Présidé par Félix Fassa Ifono, secrétaire général chargé des collectivités, l’atelier a rassemblé des cadres administratifs, des représentants de communautés locales, des organisations de femmes, ainsi que des acteurs engagés dans la protection de l’environnement.
Dans son discours d’ouverture, M. Ifono a rappelé que de nombreuses perturbations climatiques, telles que les épisodes extrêmes de chaleur ou de précipitations, sont en grande partie dues aux activités humaines.
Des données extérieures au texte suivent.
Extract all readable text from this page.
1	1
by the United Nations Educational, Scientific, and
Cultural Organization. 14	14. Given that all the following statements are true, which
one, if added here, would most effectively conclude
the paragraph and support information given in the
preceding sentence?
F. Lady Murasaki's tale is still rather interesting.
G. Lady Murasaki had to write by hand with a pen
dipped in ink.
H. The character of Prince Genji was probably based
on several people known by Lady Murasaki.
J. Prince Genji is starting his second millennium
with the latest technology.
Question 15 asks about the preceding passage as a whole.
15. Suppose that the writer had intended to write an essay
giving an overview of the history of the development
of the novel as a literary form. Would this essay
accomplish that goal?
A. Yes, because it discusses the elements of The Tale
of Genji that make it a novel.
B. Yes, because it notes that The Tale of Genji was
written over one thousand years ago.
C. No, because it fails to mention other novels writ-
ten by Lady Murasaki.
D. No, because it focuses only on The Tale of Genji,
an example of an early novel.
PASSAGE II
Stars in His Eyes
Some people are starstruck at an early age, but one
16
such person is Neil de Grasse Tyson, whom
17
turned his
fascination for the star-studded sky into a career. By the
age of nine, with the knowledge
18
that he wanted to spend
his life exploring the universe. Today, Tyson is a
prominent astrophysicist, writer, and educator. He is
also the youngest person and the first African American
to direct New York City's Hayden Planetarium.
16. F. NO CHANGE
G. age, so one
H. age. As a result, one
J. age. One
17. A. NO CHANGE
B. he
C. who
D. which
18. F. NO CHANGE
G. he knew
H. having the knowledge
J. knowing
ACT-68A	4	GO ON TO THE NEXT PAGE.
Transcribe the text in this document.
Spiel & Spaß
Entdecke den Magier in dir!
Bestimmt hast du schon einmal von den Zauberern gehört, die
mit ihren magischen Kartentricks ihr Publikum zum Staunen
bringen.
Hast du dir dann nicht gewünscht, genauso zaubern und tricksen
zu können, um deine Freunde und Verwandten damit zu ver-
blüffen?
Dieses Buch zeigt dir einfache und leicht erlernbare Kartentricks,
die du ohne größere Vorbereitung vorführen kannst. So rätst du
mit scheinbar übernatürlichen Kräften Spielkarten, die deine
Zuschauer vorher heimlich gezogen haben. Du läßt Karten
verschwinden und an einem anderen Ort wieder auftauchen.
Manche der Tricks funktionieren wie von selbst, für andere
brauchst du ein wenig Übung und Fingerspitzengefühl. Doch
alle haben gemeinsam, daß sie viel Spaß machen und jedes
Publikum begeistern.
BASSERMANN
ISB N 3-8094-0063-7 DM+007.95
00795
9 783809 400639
Il a exhorté les participants à jouer un rôle actif dans la lutte contre les effets du réchauffement climatique.
Trois axes d’alerte
Les communications, assurées par l’expert en cartographie Koikoi Zoumanigui et Thierno Mamadou Diallo de la Direction nationale de lutte contre la pollution, ont porté sur trois thèmes majeurs :
- L’installation d’industries émettrices de gaz à effet de serre ;
- La déforestation massive et l’exploitation abusive du bois ;
- L’usage de produits chimiques nocifs dans les pratiques agricoles.
Selon les experts, les projections sont alarmantes : si aucune mesure n’est prise, la Guinée Forestière pourrait, d’ici 2050 voire 2100, présenter un climat comparable à celui des zones sahélo-sahéliennes. Pour la préfecture de Macenta, trois facteurs aggravants ont été identifiés : un relief accidenté, une basse altitude et une perturbation croissante de la pluviométrie, engendrant inondations ou sécheresses inhabituelles.
Surveillance accrue des écosystèmes
En clôture, le directeur préfectoral de l’Environnement, le capitaine Koikoi Sakouvogui, a appelé les participants à signaler toute situation anormale ou perturbation constatée dans leur environnement. « La préservation de nos écosystèmes est l’affaire de tous », a-t-il souligné.